The general idea is to increase the proposal weight for these difficult parameters so that their ESS values increase at approximately the same rate as those of other parameters.

Our experience with a given model and proposal mechanisms may inform our choice of initial proposal weights. (In fact, our experience with discrete discrete-geographic models and proposals informed our choice of default proposal weights specified in PrioriTree, Figure 2.4) However, the optimal proposal weights will vary from analysis to analysis; therefore identifying the optimal set of proposal weights is yet again a trial-and-error process.

We suggest the following iterative procedure for optimizing proposal weights (and MCMC efficiency). First, perform a relatively short, preliminary (‘shakedown’) MCMC simulation using the default PrioriTree proposal weights. Next, examine the resulting ESS values for all of the parameters. If the ESS values are strongly uneven—i.e, where most parameter values have similar ESS values, but one or a few have very low ESS values—increase the proposal weights for the parameters with relatively low ESS values (and/or decrease the proposal weights for the parameters with relatively high ESS values). Iterate this process—run a shakedown MCMC simulation, assess ESS values, and adjust proposal weights—until the ESS values for all parameters are approximately uniform. Then set up your final MCMC simulations using the optimized proposal weights, running each replicate MCMC simulation until the ESS value for each parameter is $\geq 200$ .

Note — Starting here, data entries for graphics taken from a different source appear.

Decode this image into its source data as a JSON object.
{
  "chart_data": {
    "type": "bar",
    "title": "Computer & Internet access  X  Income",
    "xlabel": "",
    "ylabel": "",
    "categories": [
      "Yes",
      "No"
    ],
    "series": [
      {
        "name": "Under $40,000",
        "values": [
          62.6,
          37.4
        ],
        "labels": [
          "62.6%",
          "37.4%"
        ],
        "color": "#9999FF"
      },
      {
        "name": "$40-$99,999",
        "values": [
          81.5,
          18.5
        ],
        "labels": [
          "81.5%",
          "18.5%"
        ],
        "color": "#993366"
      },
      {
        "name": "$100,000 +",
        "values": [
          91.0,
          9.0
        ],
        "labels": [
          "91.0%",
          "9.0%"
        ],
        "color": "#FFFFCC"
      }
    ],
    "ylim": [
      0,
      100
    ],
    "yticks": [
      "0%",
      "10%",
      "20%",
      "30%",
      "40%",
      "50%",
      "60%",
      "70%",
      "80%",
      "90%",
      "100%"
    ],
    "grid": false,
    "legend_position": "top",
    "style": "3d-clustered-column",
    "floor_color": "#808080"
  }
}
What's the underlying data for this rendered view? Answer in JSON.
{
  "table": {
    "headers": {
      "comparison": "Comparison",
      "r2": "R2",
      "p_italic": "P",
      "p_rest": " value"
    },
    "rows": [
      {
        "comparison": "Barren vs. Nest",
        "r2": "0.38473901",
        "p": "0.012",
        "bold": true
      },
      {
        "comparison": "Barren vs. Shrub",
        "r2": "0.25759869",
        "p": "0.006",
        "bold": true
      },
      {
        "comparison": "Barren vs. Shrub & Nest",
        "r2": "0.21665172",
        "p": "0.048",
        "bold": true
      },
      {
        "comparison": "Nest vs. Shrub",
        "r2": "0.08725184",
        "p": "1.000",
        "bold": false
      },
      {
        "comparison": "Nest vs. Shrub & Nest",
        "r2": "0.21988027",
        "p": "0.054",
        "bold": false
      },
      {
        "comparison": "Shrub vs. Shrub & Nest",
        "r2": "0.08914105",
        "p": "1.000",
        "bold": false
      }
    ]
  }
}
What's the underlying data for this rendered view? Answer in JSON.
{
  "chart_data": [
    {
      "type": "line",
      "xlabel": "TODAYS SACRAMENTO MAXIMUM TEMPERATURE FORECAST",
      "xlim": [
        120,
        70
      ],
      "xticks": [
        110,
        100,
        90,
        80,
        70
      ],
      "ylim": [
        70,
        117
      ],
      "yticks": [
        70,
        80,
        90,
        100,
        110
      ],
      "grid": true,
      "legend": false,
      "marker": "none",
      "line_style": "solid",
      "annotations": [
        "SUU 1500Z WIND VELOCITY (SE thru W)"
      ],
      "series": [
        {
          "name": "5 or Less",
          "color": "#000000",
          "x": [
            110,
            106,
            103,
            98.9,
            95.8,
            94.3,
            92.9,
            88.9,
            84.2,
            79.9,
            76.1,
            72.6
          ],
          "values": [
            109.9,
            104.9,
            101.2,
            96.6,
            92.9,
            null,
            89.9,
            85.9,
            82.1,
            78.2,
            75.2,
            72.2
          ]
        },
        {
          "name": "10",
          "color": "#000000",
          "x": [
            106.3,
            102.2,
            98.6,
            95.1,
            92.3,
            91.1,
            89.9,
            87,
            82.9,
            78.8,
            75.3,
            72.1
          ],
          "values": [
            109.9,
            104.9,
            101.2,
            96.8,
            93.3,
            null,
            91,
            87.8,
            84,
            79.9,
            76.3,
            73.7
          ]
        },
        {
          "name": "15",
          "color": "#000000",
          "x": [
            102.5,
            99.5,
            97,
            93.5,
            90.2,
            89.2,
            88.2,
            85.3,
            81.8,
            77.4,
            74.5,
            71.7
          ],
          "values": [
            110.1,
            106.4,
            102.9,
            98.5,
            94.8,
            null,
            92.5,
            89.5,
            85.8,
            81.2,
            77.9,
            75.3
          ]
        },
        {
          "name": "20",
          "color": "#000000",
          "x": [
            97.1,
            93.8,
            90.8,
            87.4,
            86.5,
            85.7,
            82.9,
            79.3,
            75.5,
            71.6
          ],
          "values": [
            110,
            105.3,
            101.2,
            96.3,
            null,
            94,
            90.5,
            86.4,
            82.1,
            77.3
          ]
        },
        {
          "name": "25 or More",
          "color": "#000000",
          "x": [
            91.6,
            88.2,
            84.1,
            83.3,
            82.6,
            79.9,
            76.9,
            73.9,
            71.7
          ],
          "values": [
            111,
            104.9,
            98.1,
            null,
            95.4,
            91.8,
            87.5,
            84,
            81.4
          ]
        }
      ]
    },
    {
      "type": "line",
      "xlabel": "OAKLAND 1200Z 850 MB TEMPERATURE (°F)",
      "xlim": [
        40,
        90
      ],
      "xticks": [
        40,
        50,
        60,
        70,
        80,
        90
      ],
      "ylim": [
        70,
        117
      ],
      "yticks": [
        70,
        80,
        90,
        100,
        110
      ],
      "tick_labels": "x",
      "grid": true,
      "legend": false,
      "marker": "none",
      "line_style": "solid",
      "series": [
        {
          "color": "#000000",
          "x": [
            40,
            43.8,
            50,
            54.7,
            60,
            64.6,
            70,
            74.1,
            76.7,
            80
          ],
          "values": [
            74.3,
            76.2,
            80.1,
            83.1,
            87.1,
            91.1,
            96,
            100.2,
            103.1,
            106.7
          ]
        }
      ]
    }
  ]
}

A final note about the size of log files. If the length of the MCMC simulation required to achieve adequate ESS values for all parameters results in MCMC log files becoming prohibitively large, you may wish to decrease the sampling frequency.

References

Hastings, W Keith. 1970. “Monte Carlo Sampling Methods Using Markov Chains and Their Applications.” Biometrika 57 (1): 97–109.

Metropolis, Nicholas, Arianna W Rosenbluth, Marshall N Rosenbluth, Augusta H Teller, and Edward Teller. 1953. “Equation of State Calculations by Fast Computing Machines.” The Journal of Chemical Physics 21 (6): 1087–92.